The plaintiff’s counsel admonished R.J. Reynolds’s counsel, “let me just
say one more thing on this subject and all of the other instructions you’ve given the
witness not to answer. And that is that I intend to move to strike the witness from
testifying in this trial based on this. So I am asking you one final time to please
consider that.” Heedless of the warning, R.J. Reynolds’s counsel continued to
instruct the witness not to answer. The instruction to Dr. Torres to not answer these
questions was a violation of Florida Rules of Civil Procedure 1.310(c) which
provides “a party may instruct a deponent not to answer only when necessary to
preserve a privilege, to enforce a limitation on evidence directed by the court, or to
present a motion under [Rule 1.310] subdivision (d).”
Citing to the continuous speaking objections, the on-the-record coaching of
the witness, and the improper instructions to not answer, the trial court expressly
found that R.J. Reynolds’s counsel “engaged in a willful design to obstruct
discovery and influence the testimony of the expert.”

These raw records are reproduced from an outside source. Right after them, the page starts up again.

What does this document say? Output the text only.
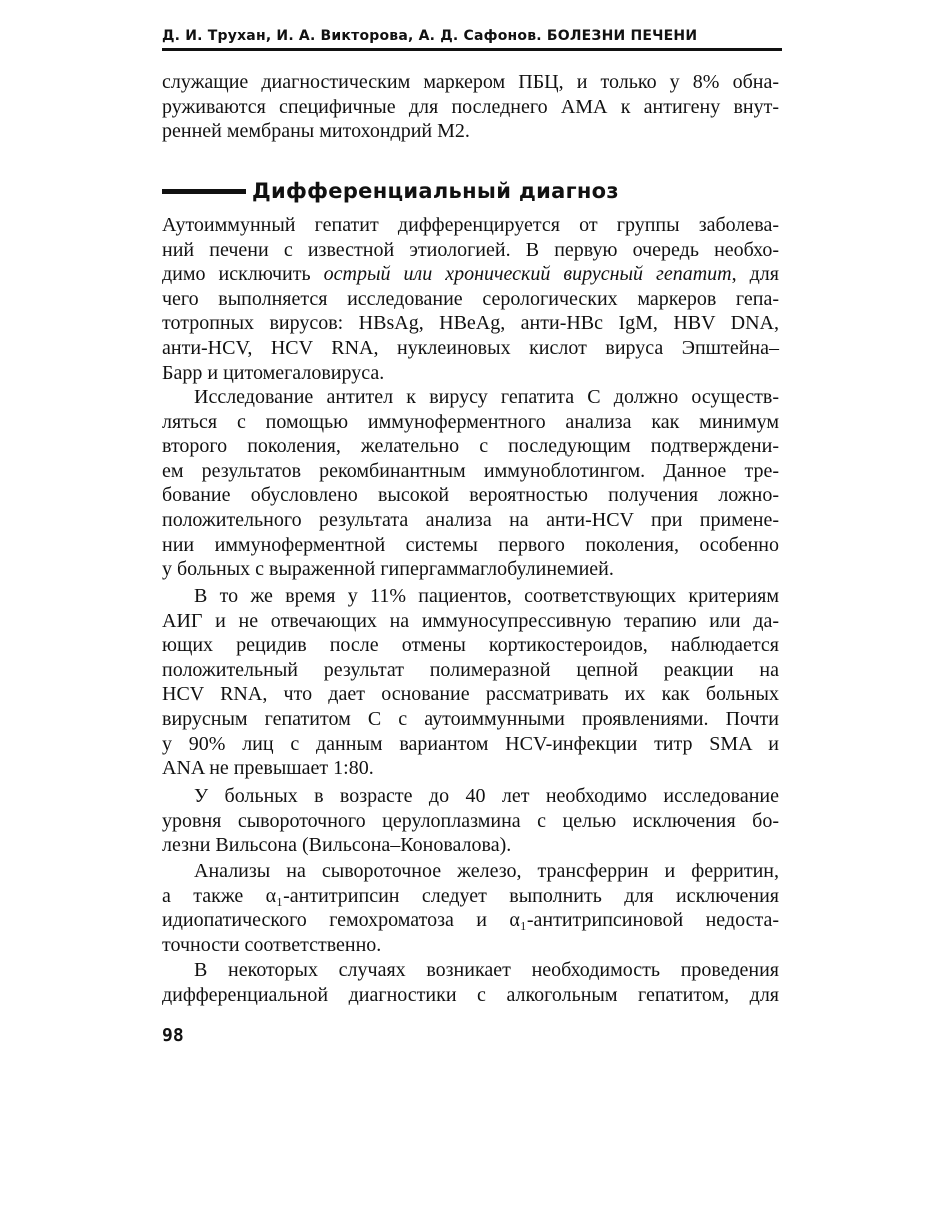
Д. И. Трухан, И. А. Викторова, А. Д. Сафонов. БОЛЕЗНИ ПЕЧЕНИ
служащие диагностическим маркером ПБЦ, и только у 8% обна-
руживаются специфичные для последнего АМА к антигену внут-
ренней мембраны митохондрий М2.
Дифференциальный диагноз
Аутоиммунный гепатит дифференцируется от группы заболева-
ний печени с известной этиологией. В первую очередь необхо-
димо исключить острый или хронический вирусный гепатит, для
чего выполняется исследование серологических маркеров гепа-
тотропных вирусов: HBsAg, HBeAg, анти-HBc IgM, HBV DNA,
анти-HCV, HCV RNA, нуклеиновых кислот вируса Эпштейна–
Барр и цитомегаловируса.
Исследование антител к вирусу гепатита С должно осуществ-
ляться с помощью иммуноферментного анализа как минимум
второго поколения, желательно с последующим подтверждени-
ем результатов рекомбинантным иммуноблотингом. Данное тре-
бование обусловлено высокой вероятностью получения ложно-
положительного результата анализа на анти-HCV при примене-
нии иммуноферментной системы первого поколения, особенно
у больных с выраженной гипергаммаглобулинемией.
В то же время у 11% пациентов, соответствующих критериям
АИГ и не отвечающих на иммуносупрессивную терапию или да-
ющих рецидив после отмены кортикостероидов, наблюдается
положительный результат полимеразной цепной реакции на
HCV RNA, что дает основание рассматривать их как больных
вирусным гепатитом С с аутоиммунными проявлениями. Почти
у 90% лиц с данным вариантом HCV-инфекции титр SMA и
ANA не превышает 1:80.
У больных в возрасте до 40 лет необходимо исследование
уровня сывороточного церулоплазмина с целью исключения бо-
лезни Вильсона (Вильсона–Коновалова).
Анализы на сывороточное железо, трансферрин и ферритин,
а также α₁-антитрипсин следует выполнить для исключения
идиопатического гемохроматоза и α₁-антитрипсиновой недоста-
точности соответственно.
В некоторых случаях возникает необходимость проведения
дифференциальной диагностики с алкогольным гепатитом, для
98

R.J. Reynolds responds in part to Morales’s petition by pointing out
instances where the plaintiff’s attorney may also have acted improperly, including
his statement to R.J. Reynolds’s counsel towards the end of the deposition: “I’m
not going to argue with you, young lady.” After R.J. Reynolds’s counsel
reprimanded him, the plaintiff’s counsel responded, “Please, just let the witness
answer the questions then.”
Whether a momentary lapse or a conscious attempt to demean and
intimidate, the plaintiff’s attorney’s reference to opposing counsel’s age and
gender was clearly unprofessional. It does not, however, excuse the conduct of R.J.
Reynolds’s lawyer. As we have done in the past, we decline to adopt the practice
of allowing one party’s misconduct to wipe the slate clean of the other party’s
In our view, it is no longer—if it ever was—acceptable for the judiciary to act simply as a fight promoter, who supplies an arena in which parties may fight it out on unseemly terms of their own choosing, and then, on the ground that the loser has asked for what he received, obediently raise the hand of the one who emerges victorious. We demean ourselves and the system of justice we serve when we permit this to occur.

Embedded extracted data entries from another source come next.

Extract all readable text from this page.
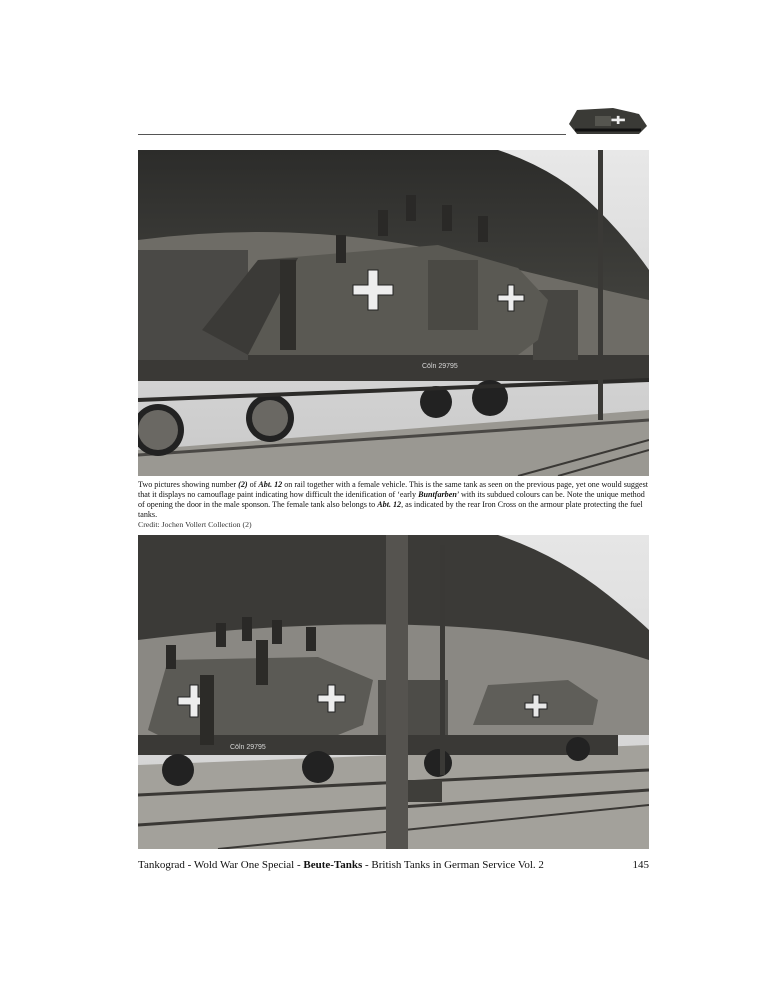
Cöln 29795

Two pictures showing number (2) of Abt. 12 on rail together with a female vehicle. This is the same tank as seen on the previous page, yet one would suggest that it displays no camouflage paint indicating how difficult the idenification of ‘early Buntfarben’ with its subdued colours can be. Note the unique method of opening the door in the male sponson. The female tank also belongs to Abt. 12, as indicated by the rear Iron Cross on the armour plate protecting the fuel tanks.

Credit: Jochen Vollert Collection (2)

Cöln 29795
Tankograd - Wold War One Special - Beute-Tanks - British Tanks in German Service Vol. 2	145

Borden, Inc. v. Young, 479 So. 2d 850, 851–52 (Fla. 3d DCA 1985) (refusing to
hold that one party’s unprofessional conduct excused the other party’s
Certiorari is an extraordinary writ. “To support a writ of certiorari, the
petitioner must demonstrate that the challenged non-final order (1) departs from
the essential requirements of law, (2) results in material injury for the remainder of
the case, and (3) such injury is incapable of correction on postjudgment appeal.”
Sea Coast Fire, Inc. v. Triangle Fire, Inc., 170 So. 3d 804, 807 (Fla. 3d DCA
2014). Moreover, “[t]he required ‘departure from the essential requirements of
law’ means something far beyond legal error. It means an inherent illegality or
irregularity, an abuse of judicial power, an act of judicial tyranny perpetrated with
disregard of procedural requirements, resulting in a gross miscarriage of justice.”
Chessler v. All Am. Semiconductor, Inc., 225 So. 3d 849, 852 (Fla. 3d DCA 2016)
(quoting Jones v. State, 477 So. 2d 566, 569 (Fla. 1985) (Boyd, C.J., concurring
specially)). Given the trial court’s well-reasoned and meticulously documented
order, and our own review of Dr. Torres’s deposition, we fail to find the type of
essential illegality and gross miscarriage of justice that is the focus of certiorari.